We generate synthetic data where the outcome $Y$ depends on exposures $X$ through a single index $\beta^T X$ transformed by a nonlinear function $g(\cdot)$, plus linear covariate effects $Z\gamma$.

In [None]:
n = 500
outcome = 'continuous'
g_fn_name = 'sigmoid'
seed = 42

# Generate data
X, Z, y, xb, gxb, true_g_fn = simulate_data(
    n=n, 
    outcome=outcome, 
    g_type=g_fn_name, 
    seed=seed
)

print(f"X shape: {X.shape}")
print(f"Z shape: {Z.shape}")
print(f"y shape: {y.shape}")

## 2. Model Fitting

We fit both the standard Spline-based PLSI and the NeuralPLSI model.

In [None]:
# Initialize models
plsi = SplinePLSI(family=outcome)
nplsi = neuralPLSI(family=outcome)

# Fit PLSI
print("Fitting PLSI...")
plsi.fit(X, Z, y)

# Fit NeuralPLSI
print("Fitting NeuralPLSI...")
nplsi.fit(X, Z, y)

## 3. Evaluation and Visualization

We compare the estimated $g(\cdot)$ functions against the true function.

In [None]:
# Create a grid for plotting
grid = np.linspace(xb.min(), xb.max(), 100)
true_g_vals = np.vectorize(true_g_fn)(grid)
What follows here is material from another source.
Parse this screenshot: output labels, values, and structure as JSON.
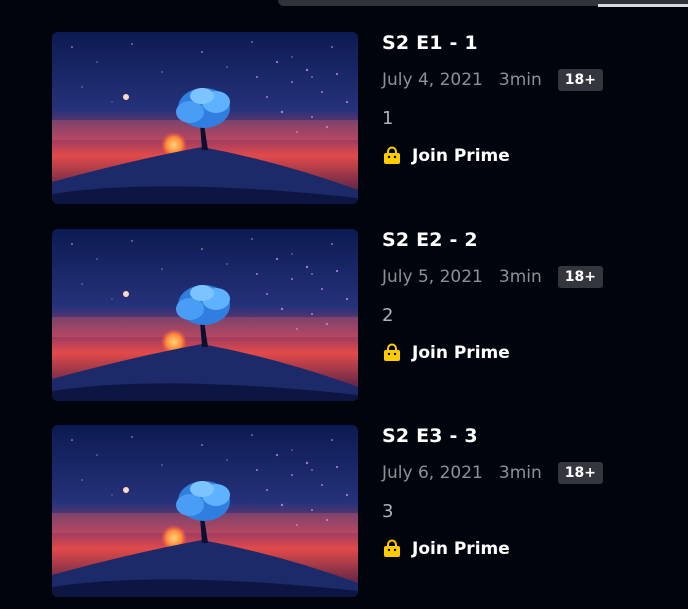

# Predict g(index) for the grid
plsi_g_vals = plsi.g_function(grid)
nplsi_g_vals = nplsi.g_function(grid)

# Plot
plt.figure(figsize=(10, 6))
plt.plot(grid, true_g_vals, 'k--', label='True g(x)', linewidth=2)
plt.plot(grid, plsi_g_vals, 'b-', label='PLSI', alpha=0.7)
plt.plot(grid, nplsi_g_vals, 'r-', label='NeuralPLSI', alpha=0.7)

plt.title(f"Estimated vs True g(x) ({g_fn_name})", fontsize=14)
plt.xlabel("Index (Beta^T X)")
plt.ylabel("g(Index)")
plt.legend()
plt.show()

### Parameter Estimation

Comparison of the estimated beta coefficients.

In [None]:
from simulation import beta as true_beta

plt.figure(figsize=(10, 5))
indices = np.arange(len(true_beta))
width = 0.25

plt.bar(indices - width, true_beta, width, label='True', color='black', alpha=0.6)
plt.bar(indices, plsi.beta, width, label='PLSI', color='blue', alpha=0.6)
plt.bar(indices + width, nplsi.beta, width, label='NeuralPLSI', color='red', alpha=0.6)

plt.xlabel("Beta Index")
plt.ylabel("Value")
plt.title("Beta Coefficient Comparison")
plt.legend()
plt.show()